Tentative fix for QW<8 bit

FrancescoConti · FrancescoConti · commit 973cd49c56f8 · 2024-08-21T11:49:03.000+02:00
This fixes layout + runtime for QW&lt;8 bit. Tested only on pointwise
and only on the special scenario of synthetic weights, for now.
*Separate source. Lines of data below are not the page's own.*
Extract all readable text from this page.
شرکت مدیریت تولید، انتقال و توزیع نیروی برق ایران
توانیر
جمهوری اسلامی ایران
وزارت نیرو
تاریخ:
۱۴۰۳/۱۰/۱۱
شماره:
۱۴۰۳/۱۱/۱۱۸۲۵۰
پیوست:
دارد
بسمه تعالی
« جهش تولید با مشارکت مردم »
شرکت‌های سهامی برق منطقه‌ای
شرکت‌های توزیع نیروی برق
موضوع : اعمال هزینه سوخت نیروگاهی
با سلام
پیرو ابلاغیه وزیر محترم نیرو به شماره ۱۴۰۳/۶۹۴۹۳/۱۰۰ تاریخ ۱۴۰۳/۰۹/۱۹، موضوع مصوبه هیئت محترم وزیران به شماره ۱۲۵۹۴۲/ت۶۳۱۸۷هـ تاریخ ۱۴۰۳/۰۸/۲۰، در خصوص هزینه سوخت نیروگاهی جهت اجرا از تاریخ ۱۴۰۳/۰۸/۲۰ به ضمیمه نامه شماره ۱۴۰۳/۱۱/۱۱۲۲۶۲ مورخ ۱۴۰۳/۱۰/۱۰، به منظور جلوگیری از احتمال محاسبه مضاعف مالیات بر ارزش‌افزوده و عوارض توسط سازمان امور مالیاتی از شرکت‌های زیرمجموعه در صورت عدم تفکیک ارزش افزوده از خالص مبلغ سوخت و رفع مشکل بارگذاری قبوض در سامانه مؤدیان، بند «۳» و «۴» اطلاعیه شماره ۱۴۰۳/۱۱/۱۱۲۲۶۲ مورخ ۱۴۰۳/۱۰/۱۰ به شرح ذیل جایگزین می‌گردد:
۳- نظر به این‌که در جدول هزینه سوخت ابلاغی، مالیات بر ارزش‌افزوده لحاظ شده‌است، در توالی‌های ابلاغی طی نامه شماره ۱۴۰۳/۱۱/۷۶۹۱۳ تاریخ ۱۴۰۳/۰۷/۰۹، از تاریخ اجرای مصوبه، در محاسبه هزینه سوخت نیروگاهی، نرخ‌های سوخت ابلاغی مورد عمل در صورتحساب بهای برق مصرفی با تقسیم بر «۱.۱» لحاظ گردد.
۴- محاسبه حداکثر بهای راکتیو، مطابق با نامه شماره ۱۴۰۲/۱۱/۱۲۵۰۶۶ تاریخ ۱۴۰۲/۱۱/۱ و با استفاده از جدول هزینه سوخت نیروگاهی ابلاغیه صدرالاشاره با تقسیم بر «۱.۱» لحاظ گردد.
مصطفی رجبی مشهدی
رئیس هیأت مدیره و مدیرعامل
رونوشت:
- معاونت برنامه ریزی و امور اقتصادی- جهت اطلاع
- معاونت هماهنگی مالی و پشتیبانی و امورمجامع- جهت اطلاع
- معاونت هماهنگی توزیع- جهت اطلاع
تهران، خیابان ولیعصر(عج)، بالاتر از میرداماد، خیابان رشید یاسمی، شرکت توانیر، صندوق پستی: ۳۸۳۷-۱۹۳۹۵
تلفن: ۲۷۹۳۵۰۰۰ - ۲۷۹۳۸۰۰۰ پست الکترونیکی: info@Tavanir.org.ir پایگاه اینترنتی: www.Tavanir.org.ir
diff --git a/neureka/hal/neureka_task.c b/neureka/hal/neureka_task.c
@@ -169,7 +169,7 @@ void neureka_task_set_strides(neureka_task_t *task, const uint32_t k_in,
   if (task->kernel_shape == 1) { // 1x1
     task->data.cfg.weights_stride.d0 = NEUREKA_WEIGHT_BANDWIDTH_BYTES_1x1;
     task->data.cfg.weights_stride.d1 =
-        NEUREKA_WEIGHT_BANDWIDTH_BYTES_1x1 * num_k_in;
+        (NEUREKA_WEIGHT_BANDWIDTH_BYTES_1x1 / 8) * task->qw * num_k_in;
   } else if (!task->depthwise) { // 3x3
     task->data.cfg.weights_stride.d0 = NEUREKA_WEIGHT_BANDWIDTH_BYTES_3x3;
     task->data.cfg.weights_stride.d1 =
diff --git a/test/NeurekaMemoryLayout.py b/test/NeurekaMemoryLayout.py
@@ -88,15 +88,8 @@ def weightEncode(
         elif height == 1 and width == 1:
             # (cout * cinMajor, Bits * cinSubtile)
             weight = weight.reshape(-1, bits * cinSubtile)
-            # Pad only the last dimension to weight bandwidth size
-            # (-1, Weight Bandwidth)
-            weight = np.pad(
-                weight,
-                ((0, 0), (0, NeurekaMemoryLayout._WEIGHT_BANDWIDTH_1x1 - weight.shape[-1])),
-                "constant",
-                constant_values=0,
-            )
-            weightBandwidthBytes = int(np.ceil(NeurekaMemoryLayout._WEIGHT_BANDWIDTH_1x1 / 8))
+            # No padding needed here
+            weightBandwidthBytes = int(np.ceil(bits * cinSubtile / 8))
 
         # Prepare for packing
         # (-1, Weight Bandwidth Bytes, 8)